Let $X = \mathbb{Q}$, and let $p \in \mathbb{N}$ be prime. Write $m/n \in \mathbb{Q}$ as $$ \frac mn = p^k \frac{m'}{n'}, $$ where $k \in \mathbb{Z}$ and $\gcd(m',p) = 1 = \gcd(n',p)$. This can be done because $\mathbb{Q}$ is the quotient field of $\mathbb{Z}$, which is a unique factorisation domain.

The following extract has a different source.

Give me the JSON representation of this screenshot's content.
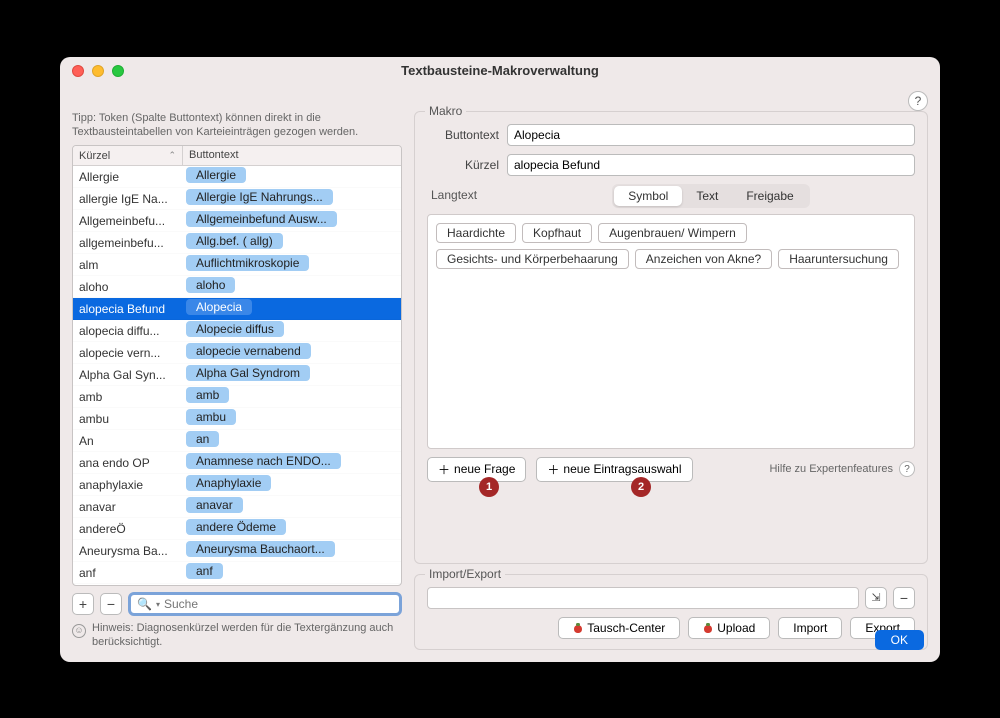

By an absolute value on a field $\mathbb{F}$ we shall mean a function $| \cdot | : \mathbb{F} \to [0,\infty)$ that is definite, multiplicative, and satisfies the triangle inequality. We define the $p$-adic absolute value $| \cdot |_p$ on $\mathbb{Q}$ by $$ \left| \frac mn \right|_p = p^{-k}, $$ where $m/n = p^k (m'n')$ as above. It is easy to check that this satisfies all the properties of an absolute value. In fact, it satisfies an inequality stronger than the triangle inequality, very reminiscent of $(*)$: $$ | x + y |_p \leq \max\{ |x|_p,|y|_p \} \qquad \text{for all } x,y\in \mathbb{Q}.\tag{$\dagger$} $$ This is also called the ultrametric inequality.

Now, any absolute value induces a metric by $d(x,y) = |x - y|$. The metric induced by the $p$-adic absolute value is called the $p$-adic metric, and thanks to $(\dagger)$ the $p$-adic metric satisfies $(*)$. So, for every prime $p \in \mathbb{N}$, you have a metric on $\mathbb{Q}$ for which the diameter of a ball is not equal to twice the radius.

The $p$-adic metric is actually an important object in number theory, so $(\mathbb{Q},| \cdot |_p)$ is an example of a space which arises naturally and is a prototypical answer to your question.